Hitler, Mussolini, and The Vatican
– Pope Pius XI and the Speech That Never Was
By Emma Fattorini – £20.00
It’s ironic that the very man whom the Roman Catholic Church considered ”a man of providence,” would end his profoundly misogynistic days, dangling upside down from a metal girder above a service station in the Piazzale Loreto in Milan.
To be sure, a mere week before the end of the Second World War, the very man who (along with Adolf Hitler) many considered had brought Italy to its knees, was shot not by the Allies, but by his own countrymen. A people for whom religion was tantamount to everyday life; to whom in September 1924, Benito Mussolini declared: ”A people will not become great and powerful if it does not embrace religion and consider it an essential element of public and private life.”
Amid such relative blind faith, Italy as a whole, not to mention the Vatican, embraced a leader who might have ensured that the trains ran on time, but other than that, that was about it.
He did very little else of any substance.
Very little, other than pursue a nigh impossible agenda of fraught aggrandizement whilst donning a peacock’s mantle of macho induced bollocks. And in a round-a-bout way, Hitler, Mussolini, and The Vatican – Pope Pius XI and the Speech That Never Was, sheds something of a revelatory light upon how the whole torrid mess of entanglement came about: ”The Church wanted more than an alliance of convenience with fascism or a simple exchange of favours. Mussolini’s arrival on the scene responded to deep needs and moral and social expectations that went well beyond a preference for the lesser of several evils.”
As authoress, Emma Fattorini – who is Professor of Modern History at the La Sapienza University in Rome – makes clear throughout these eight chapters and two hundred and fifteen pages (excluding Documentary Appendix, Notes and Index), Pope Pius XI ultimately viewed the thirties as a ”conflict of civilizations,” a crisis that could only fundamentally be (somewhat) resolved by a return to the so-called Christian roots of the West.

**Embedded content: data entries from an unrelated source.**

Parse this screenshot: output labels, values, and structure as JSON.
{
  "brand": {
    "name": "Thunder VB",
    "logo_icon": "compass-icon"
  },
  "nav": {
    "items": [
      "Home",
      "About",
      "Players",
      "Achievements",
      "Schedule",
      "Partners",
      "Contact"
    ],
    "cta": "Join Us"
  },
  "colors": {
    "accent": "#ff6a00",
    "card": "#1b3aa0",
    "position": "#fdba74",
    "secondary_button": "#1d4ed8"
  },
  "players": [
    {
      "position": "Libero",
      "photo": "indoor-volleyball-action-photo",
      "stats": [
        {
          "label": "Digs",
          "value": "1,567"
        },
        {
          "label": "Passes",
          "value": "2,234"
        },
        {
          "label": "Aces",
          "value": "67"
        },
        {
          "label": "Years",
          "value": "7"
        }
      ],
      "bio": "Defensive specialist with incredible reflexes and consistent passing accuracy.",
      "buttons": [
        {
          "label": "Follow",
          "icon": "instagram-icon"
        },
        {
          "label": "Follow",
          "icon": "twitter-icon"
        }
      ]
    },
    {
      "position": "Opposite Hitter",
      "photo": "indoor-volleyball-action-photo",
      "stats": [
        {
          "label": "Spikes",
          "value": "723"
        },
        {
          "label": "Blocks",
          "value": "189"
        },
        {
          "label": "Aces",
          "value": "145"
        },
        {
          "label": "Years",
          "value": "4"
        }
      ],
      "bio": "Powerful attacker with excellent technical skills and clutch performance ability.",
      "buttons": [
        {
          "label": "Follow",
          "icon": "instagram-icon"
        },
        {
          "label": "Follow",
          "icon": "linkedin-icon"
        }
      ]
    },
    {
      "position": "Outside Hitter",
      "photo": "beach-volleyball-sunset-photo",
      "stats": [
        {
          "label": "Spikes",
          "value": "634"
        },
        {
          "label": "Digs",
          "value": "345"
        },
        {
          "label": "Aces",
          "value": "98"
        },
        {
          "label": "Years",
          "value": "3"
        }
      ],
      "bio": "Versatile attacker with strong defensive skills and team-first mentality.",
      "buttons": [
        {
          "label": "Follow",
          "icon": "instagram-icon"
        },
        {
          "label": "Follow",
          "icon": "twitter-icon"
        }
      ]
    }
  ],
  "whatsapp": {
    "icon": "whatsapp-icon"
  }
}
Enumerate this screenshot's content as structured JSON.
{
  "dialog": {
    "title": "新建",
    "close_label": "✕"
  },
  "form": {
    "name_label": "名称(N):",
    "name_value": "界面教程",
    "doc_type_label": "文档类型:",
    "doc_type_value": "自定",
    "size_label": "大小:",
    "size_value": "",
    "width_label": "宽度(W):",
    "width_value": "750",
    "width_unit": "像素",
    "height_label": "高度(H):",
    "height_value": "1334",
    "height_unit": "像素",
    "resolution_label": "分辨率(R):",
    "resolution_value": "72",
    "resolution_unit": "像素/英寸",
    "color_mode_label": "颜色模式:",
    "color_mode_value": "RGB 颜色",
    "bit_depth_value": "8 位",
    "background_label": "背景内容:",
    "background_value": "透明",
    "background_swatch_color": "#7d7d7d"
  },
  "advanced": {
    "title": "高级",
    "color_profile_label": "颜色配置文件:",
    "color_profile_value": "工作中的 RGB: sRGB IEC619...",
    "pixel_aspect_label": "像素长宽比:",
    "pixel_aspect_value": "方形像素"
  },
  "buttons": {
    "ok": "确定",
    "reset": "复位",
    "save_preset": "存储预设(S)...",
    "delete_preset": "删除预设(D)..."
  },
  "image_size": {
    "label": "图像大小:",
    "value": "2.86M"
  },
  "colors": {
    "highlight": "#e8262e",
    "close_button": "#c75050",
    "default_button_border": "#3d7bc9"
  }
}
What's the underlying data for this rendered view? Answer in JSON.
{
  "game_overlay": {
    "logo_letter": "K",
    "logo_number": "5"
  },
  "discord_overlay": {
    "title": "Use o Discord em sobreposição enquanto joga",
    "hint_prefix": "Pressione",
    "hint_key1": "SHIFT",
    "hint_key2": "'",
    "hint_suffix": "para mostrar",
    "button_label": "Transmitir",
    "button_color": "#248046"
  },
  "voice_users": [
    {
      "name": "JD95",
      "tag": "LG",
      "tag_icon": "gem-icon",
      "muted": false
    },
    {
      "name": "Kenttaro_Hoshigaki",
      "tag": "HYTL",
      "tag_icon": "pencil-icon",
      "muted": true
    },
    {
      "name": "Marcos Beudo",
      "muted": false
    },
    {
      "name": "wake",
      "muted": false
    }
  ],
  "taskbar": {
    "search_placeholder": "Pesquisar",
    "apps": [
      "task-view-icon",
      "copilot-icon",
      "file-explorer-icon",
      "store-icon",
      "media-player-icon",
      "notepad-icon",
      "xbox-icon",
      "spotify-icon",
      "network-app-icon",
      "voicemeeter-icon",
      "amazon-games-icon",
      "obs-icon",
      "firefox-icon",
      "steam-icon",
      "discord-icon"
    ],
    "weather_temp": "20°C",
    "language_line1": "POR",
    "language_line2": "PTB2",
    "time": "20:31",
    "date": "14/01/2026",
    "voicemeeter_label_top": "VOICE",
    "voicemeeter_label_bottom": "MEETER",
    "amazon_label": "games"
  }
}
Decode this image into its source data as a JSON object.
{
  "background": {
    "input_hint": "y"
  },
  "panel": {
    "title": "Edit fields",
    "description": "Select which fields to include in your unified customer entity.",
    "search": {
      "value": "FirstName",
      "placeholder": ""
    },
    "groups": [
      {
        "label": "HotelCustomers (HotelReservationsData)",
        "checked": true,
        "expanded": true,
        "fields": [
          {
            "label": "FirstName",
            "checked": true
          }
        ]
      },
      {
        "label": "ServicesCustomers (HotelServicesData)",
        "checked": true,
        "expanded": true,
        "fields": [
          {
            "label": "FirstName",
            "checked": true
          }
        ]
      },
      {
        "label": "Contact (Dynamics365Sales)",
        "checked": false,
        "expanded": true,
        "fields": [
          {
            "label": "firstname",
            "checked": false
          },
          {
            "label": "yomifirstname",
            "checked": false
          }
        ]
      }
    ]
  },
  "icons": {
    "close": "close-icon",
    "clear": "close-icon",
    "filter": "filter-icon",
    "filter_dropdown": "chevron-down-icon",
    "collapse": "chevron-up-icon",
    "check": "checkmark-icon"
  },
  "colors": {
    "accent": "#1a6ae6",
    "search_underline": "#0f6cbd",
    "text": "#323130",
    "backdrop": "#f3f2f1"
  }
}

Hence the colossal expectations of the speech that never was: ”Reciprocal expectations led, however, reciprocal manipulations, as Mussolini sought to fascistize the Church while Pius XI sought to Catholicize fascism. It was an alliance cemented by important material interests but founded […] on that intimate understanding and sharing of fundamental values that served to distinguish fascism from Nazism.”
That Fattorini has been able to draw something of a didactic distinction between the two vile ideologies, is a testament to her unrelenting belief that where there’s a will, there is indeed a way. Clearly, her research, the result of which is this important book, was aided by recently released Vatican (Secret Archive) documentation.
That said, this scholarly study, for that is what it intrinsically is, essentially promotes, if not endorses, Pope Pius XI’s theological conviction that ”spiritually we are all Semites.”